Dadimashtaka Chooranam

--- by Sheela Rani Chunkath

The next time you are visiting a patient please take pomegranates rather than the usual oranges or sweet lime. Pomegranate is one fruit that is easy on the stomach, being naturally astringent it binds the stomach, and is good for convalescing patients whose digestive fires may be weak.

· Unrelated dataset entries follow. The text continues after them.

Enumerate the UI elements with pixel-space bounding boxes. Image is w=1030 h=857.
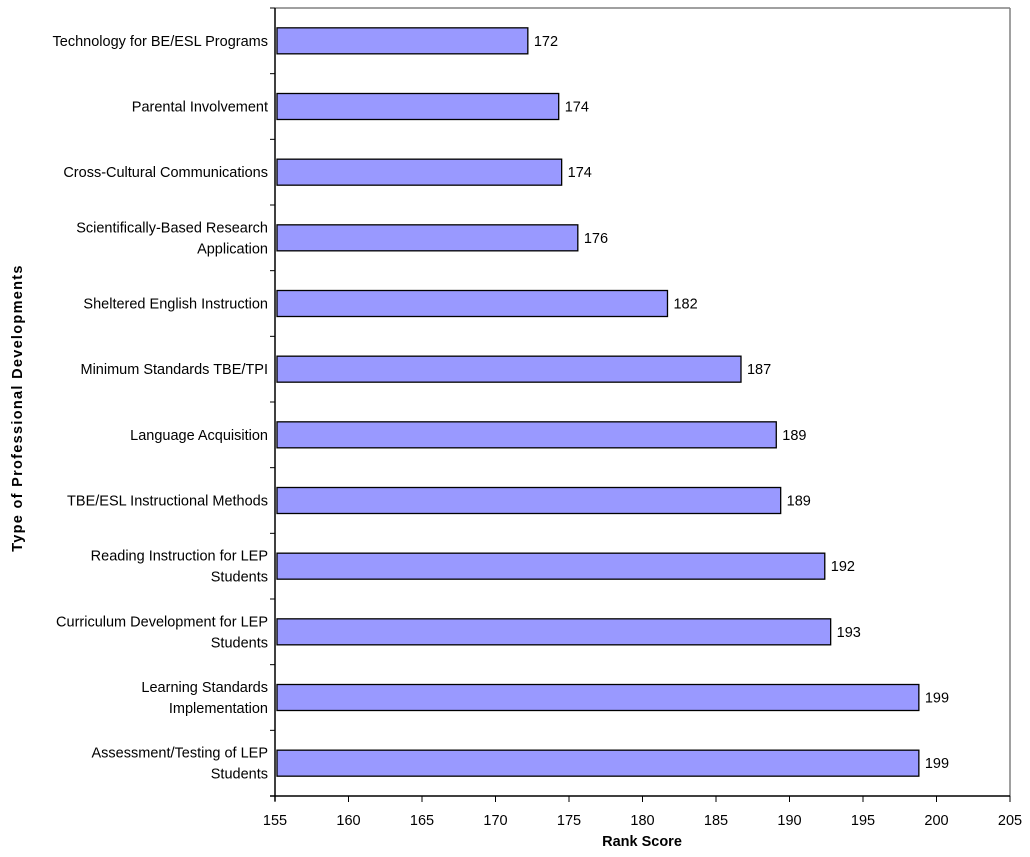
data-label: 174 xyxy=(568,165,592,181)
category-label-line: Students xyxy=(211,570,268,586)
data-label: 172 xyxy=(534,34,558,50)
bar xyxy=(276,749,920,777)
bar xyxy=(276,552,826,580)
bar xyxy=(276,27,529,55)
category-label: Curriculum Development for LEP Students xyxy=(56,614,268,651)
category-label-line: Application xyxy=(197,241,268,257)
data-label: 192 xyxy=(831,559,855,575)
bar xyxy=(276,355,742,383)
bar xyxy=(276,683,920,712)
category-label: Learning Standards Implementation xyxy=(141,680,268,717)
bar xyxy=(276,224,579,252)
category-label-line: Minimum Standards TBE/TPI xyxy=(81,362,269,378)
x-tick-label: 200 xyxy=(924,813,948,829)
category-label-line: Technology for BE/ESL Programs xyxy=(53,34,268,50)
data-label: 182 xyxy=(673,297,697,313)
x-tick-label: 165 xyxy=(410,813,434,829)
data-label: 187 xyxy=(747,362,771,378)
category-label-line: Students xyxy=(211,767,268,783)
x-tick-label: 195 xyxy=(851,813,875,829)
x-tick-label: 190 xyxy=(777,813,801,829)
data-label: 199 xyxy=(925,691,949,707)
category-label-line: Language Acquisition xyxy=(130,428,268,444)
category-label: Technology for BE/ESL Programs xyxy=(53,34,268,50)
category-label: Reading Instruction for LEP Students xyxy=(91,549,268,586)
x-tick-label: 185 xyxy=(704,813,728,829)
category-label-line: Cross-Cultural Communications xyxy=(63,165,268,181)
data-label: 189 xyxy=(787,494,811,510)
x-tick-label: 155 xyxy=(263,813,287,829)
category-label-line: Curriculum Development for LEP xyxy=(56,614,268,630)
bar-group xyxy=(276,27,920,777)
category-label: Assessment/Testing of LEP Students xyxy=(92,746,269,783)
bar xyxy=(276,618,832,646)
data-label: 174 xyxy=(565,100,589,116)
x-axis-title: Rank Score xyxy=(602,834,682,850)
bar xyxy=(276,421,777,449)
category-label-line: Parental Involvement xyxy=(132,100,268,116)
category-label: Cross-Cultural Communications xyxy=(63,165,268,181)
category-label: Language Acquisition xyxy=(130,428,268,444)
category-label: Sheltered English Instruction xyxy=(83,297,268,313)
category-label-line: Learning Standards xyxy=(141,680,268,696)
data-label: 189 xyxy=(782,428,806,444)
data-label: 199 xyxy=(925,756,949,772)
x-tick-group: 155 160 165 170 175 180 185 190 195 200 205 xyxy=(263,796,1022,829)
axes-group xyxy=(270,7,1011,801)
x-tick-label: 175 xyxy=(557,813,581,829)
bar xyxy=(276,486,782,515)
data-label-group: 172 174 174 176 182 187 189 189 192 193 199 199 xyxy=(534,34,949,772)
category-label-line: Sheltered English Instruction xyxy=(83,297,268,313)
x-tick-label: 160 xyxy=(336,813,360,829)
data-label: 193 xyxy=(837,625,861,641)
category-label: Minimum Standards TBE/TPI xyxy=(81,362,269,378)
category-label-line: Students xyxy=(211,635,268,651)
bar xyxy=(276,289,669,318)
data-label: 176 xyxy=(584,231,608,247)
category-label: TBE/ESL Instructional Methods xyxy=(67,494,268,510)
category-label-line: Scientifically-Based Research xyxy=(76,220,268,236)
category-label-line: Reading Instruction for LEP xyxy=(91,549,268,565)
x-tick-label: 180 xyxy=(630,813,654,829)
category-label-group: Technology for BE/ESL Programs Parental I… xyxy=(53,34,268,783)
category-label: Scientifically-Based Research Application xyxy=(76,220,268,257)
category-label-line: TBE/ESL Instructional Methods xyxy=(67,494,268,510)
bar xyxy=(276,158,563,186)
x-tick-label: 205 xyxy=(998,813,1022,829)
category-label-line: Implementation xyxy=(169,701,268,717)
category-label-line: Assessment/Testing of LEP xyxy=(92,746,269,762)
y-axis-title: Type of Professional Developments xyxy=(10,264,26,552)
bar xyxy=(276,92,560,121)
category-label: Parental Involvement xyxy=(132,100,268,116)
x-tick-label: 170 xyxy=(483,813,507,829)
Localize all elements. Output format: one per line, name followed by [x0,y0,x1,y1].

There is a wonderful churanam called Dadimashtaka chooranam made from the rind of the pomegranate fruit. If you have eaten out, perhaps binged out on pani pooris and find yourself with an upset stomach or diarrhoea, don’t panic and run to the nearest nursing home to have a glucose drip. Let one or two bowel movements happen to to relieve the body of whatever toxic substances you may have ingested. Once you are kind of sure that most of what you have eaten has passed out of the system you can then proceed to stop the diarhoea by taking 1 to 3 grams about a quarter to half teaspoon of Dadimashtaka chooranam with honey or buttermilk (from which butter has been removed). When and only when you feel hungry should you eat any food. This should consist in the beginning of rice kanji (porridge) made from boiled rice and seasoned with a little cumin seeds and salted with indu uppu. If you are not feeling hungry don’t eat anything. Fasting is a great remedy for diarrhoea. When you start to feel hungry start with a little kanji and a little pomegranate juice. Bread, milk, fruits and other such foods are better avoided in the beginning.

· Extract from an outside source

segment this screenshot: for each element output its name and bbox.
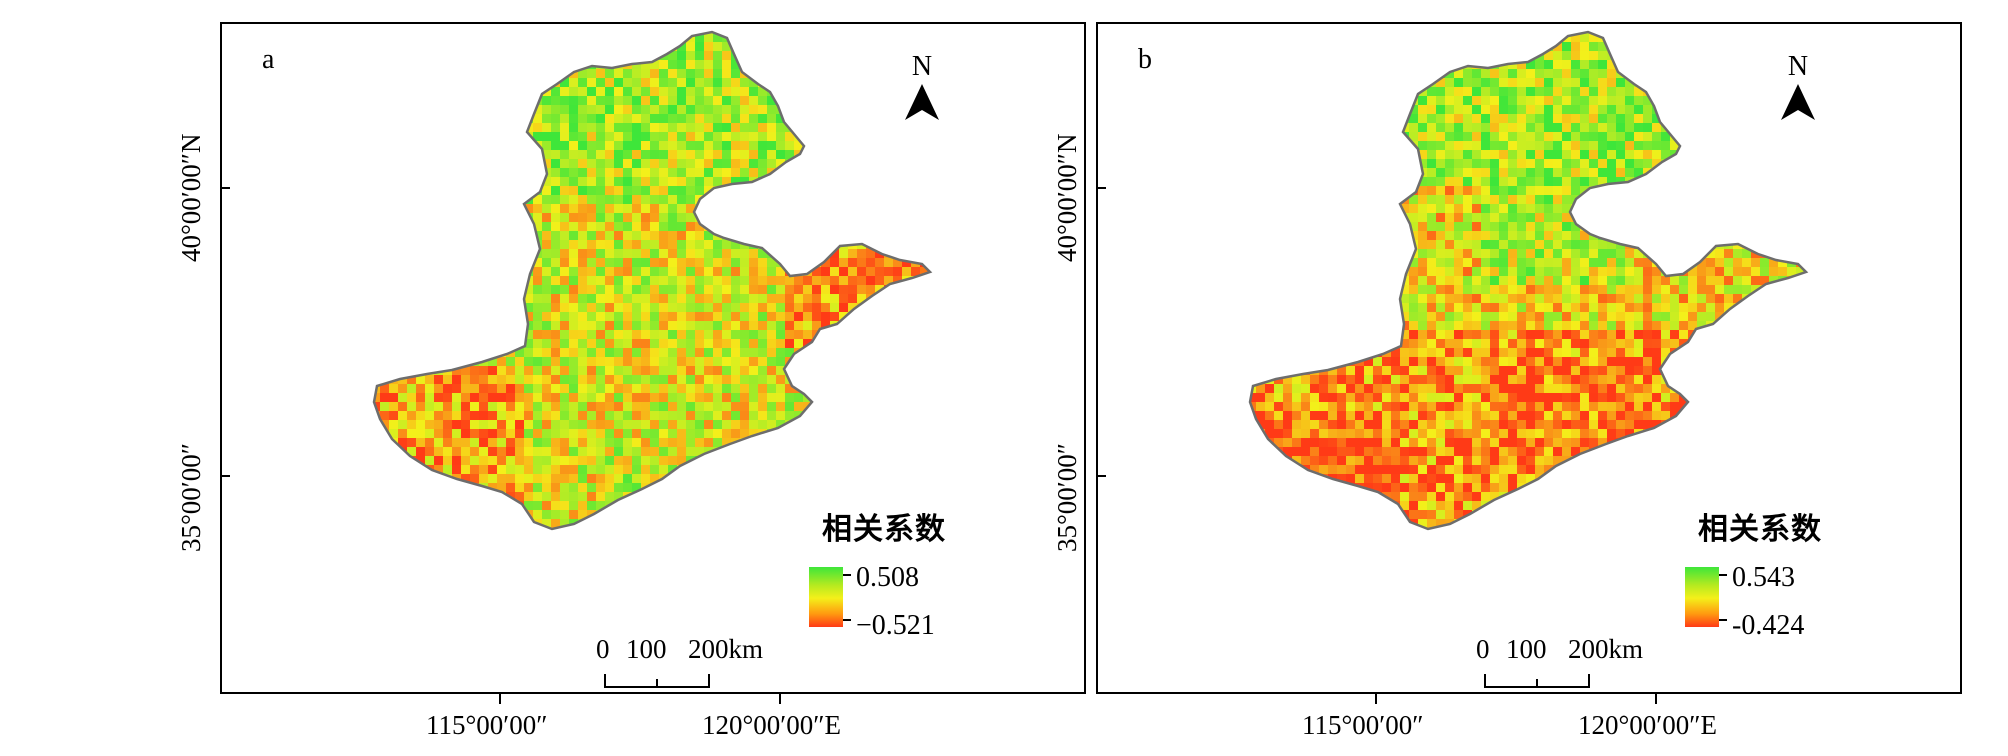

Dadimashtaka churanam has been described in the Ashtanga Hrdayam’s Atisara Chikitsa, written nearly 1400 years ago. This drug is very effective and has really stood the test of time. The major ingredient of the drug is pomegranate rind. In many villages it was the common practice to give the very tender fruit of pomogranate to people having diarhoea. Other ingredients of Dadimashtaka chooranam consists of bamboo manna, ajwain, coriander seeds, cumin seeds, long pepper roots, dried ginger, pepper, long pepper, cinnamon bark and leaves, cardamom and nagkeshar stamens.

Most diarrhoeas are manageable if you manage them sensibly by not eating till you feel hungry – the body’s signal that it is ready to receive food.

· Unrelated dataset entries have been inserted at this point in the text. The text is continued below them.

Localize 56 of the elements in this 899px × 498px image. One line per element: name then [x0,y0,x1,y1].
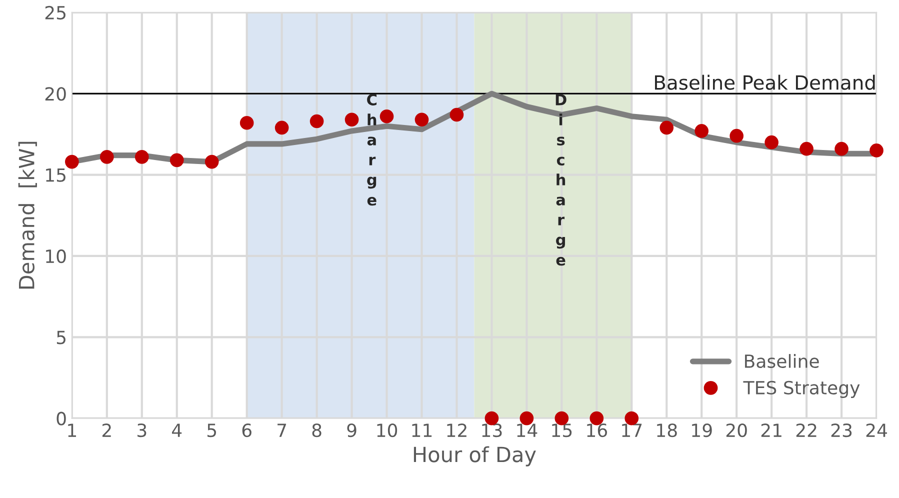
point [800,142,814,156]
y-tick-label: 20 [45,87,66,101]
x-tick-label: 20 [726,424,747,438]
point [660,120,674,135]
x-tick-label: 17 [622,424,642,437]
x-tick-label: 10 [377,424,398,438]
x-tick-label: 13 [482,424,502,438]
x-tick-label: 24 [866,424,887,437]
x-tick-label: 12 [447,424,466,437]
x-tick-label: 11 [412,424,432,437]
x-tick-label: 14 [517,424,538,437]
point [170,153,184,168]
x-tick-label: 16 [587,424,608,438]
x-tick-label: 2 [102,424,111,437]
legend-label: Baseline [745,354,819,368]
x-tick-label: 18 [657,424,677,438]
point [274,120,289,135]
point [764,135,778,150]
point [65,154,79,169]
y-tick-label: 15 [46,168,66,182]
y-tick-label: 0 [56,412,66,426]
x-tick-label: 19 [692,424,712,438]
legend-label: TES Strategy [743,380,860,398]
point [344,112,359,127]
x-tick-label: 23 [831,424,852,438]
x-tick-label: 3 [138,424,146,438]
y-tick-label: 25 [45,6,66,20]
y-tick-label: 5 [56,330,66,344]
x-tick-label: 9 [347,424,356,438]
text: Discharge [556,94,566,266]
point [310,114,324,128]
x-tick-label: 7 [278,424,286,437]
point [204,154,219,169]
x-tick-label: 8 [312,424,322,438]
x-axis-title: Hour of Day [414,446,536,466]
point [834,142,848,156]
point [870,144,884,158]
point [380,109,394,124]
x-tick-label: 6 [242,424,252,438]
x-tick-label: 21 [761,424,782,437]
y-axis-title: Demand [kW] [18,142,37,289]
band-label: Charge [367,94,377,206]
point [450,108,464,122]
point [730,128,744,143]
point [694,124,709,138]
x-tick-label: 5 [208,424,216,438]
ref-line-label: Baseline Peak Demand [655,74,875,90]
point [240,116,254,130]
point [134,150,149,164]
x-tick-label: 4 [172,424,182,437]
x-tick-label: 15 [552,424,572,438]
point [414,112,429,127]
x-tick-label: 1 [68,424,76,437]
y-tick-label: 10 [46,249,66,264]
point [100,150,114,164]
x-tick-label: 22 [796,424,816,437]
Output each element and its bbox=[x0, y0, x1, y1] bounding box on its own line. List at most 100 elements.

Diarrhoea according to the great sage Atreya arises because the digestive fire has been destroyed and hence fasting at the commencement of the disease is ideal. If you have pain in the abdomen, flatulence and excess salivation, just vomit out what you have eaten and you will feel much better. Fasting and vomiting will help restore the digestive fires at which point you can have kanji and some pomegranate juice with Dadimashtaka chooranam. This drug is also one of the drugs recommended as part of the kit to be kept in every village by the village health nurse so that quick help is at hand to treat patients.